Tough as it will certainly be, controlling your panic instinct is vital to smartly neutralizing the shark threat. Your goal is to get yourself to safety, but in the meantime, if you have to:

2. Fight back.

Most sharks will chomp down and let go immediately. If one bites down and doesn't release you, fight back by punching or clawing it in the eyes and the gills. If you have a rock or other weapon, use it as best you can. The eyes and gills are better targets than the nose. Hitting one of them will often make a shark lose interest.

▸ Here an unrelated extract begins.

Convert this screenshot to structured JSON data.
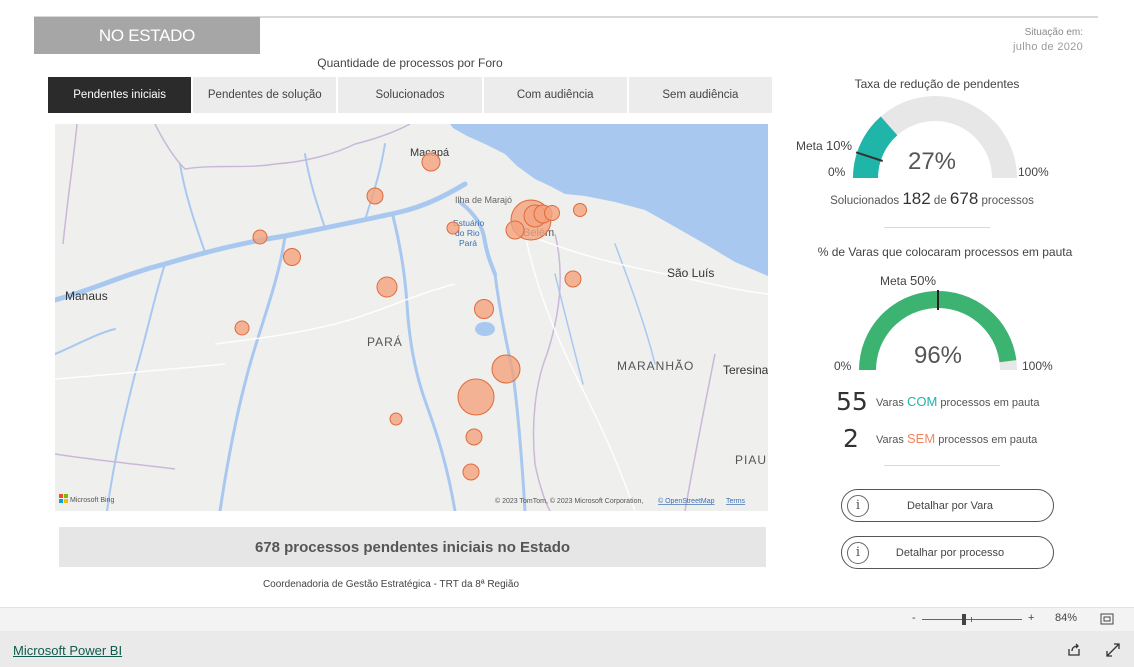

3. Get away as soon as you can.

If you're able, continue getting to shore as soon as possible. If you can't make it to shore, signal for help. Sharks will follow blood in the water to you. You might be in a lot of pain, but this is one of the instances in which I'd tell you to toughen up, buttercup, because the cost of staying in the water near sharks can be far greater than the pain that you'll feel getting to shore.

4. Get medical care.

Immediately signal for medical care. Call 911 or have a swim buddy or lifeguard do it for you. In the meantime, attempt to keep your wounds clean, and begin first aid if you can, or have another begin for you. Cover wounds and apply pressure with a towel. Don't panic. If you're experiencing heavy blood loss, cover and elevate the injury and apply pressure at pressure points to slow blood loss. Most sharkbites are located on the lower limbs.

5. Notify others.

If a small shark nibbles on you but doesn't chomp down, still get out of the water and let everybody know. If there's one shark out there, there are likely more.

Part 5: What NOT to do:

When you see a shark:

  • Don't play dead. The shark will think you're an easy target.
  • Don't lose sight of or turn your back on a shark that you've spotted. Lose sight, lose the fight.
  • Don't panic. Sure, it's tough to control yourself that much, but it can be done. Do your best to stay calm and get out of the water.
  • Don't stay in the water. Get out and notify others.

If you have to fight back, don't try to punch it on the nose. Instead, try to punch or claw it on its eyes and gills. Use any weapon you can get your hands on - a rock, most likely - to bludgeon it on its eyes and gills.

Don't take your dog swimming if you're worried about shark attacks. Dogs make easier targets for sharks than people.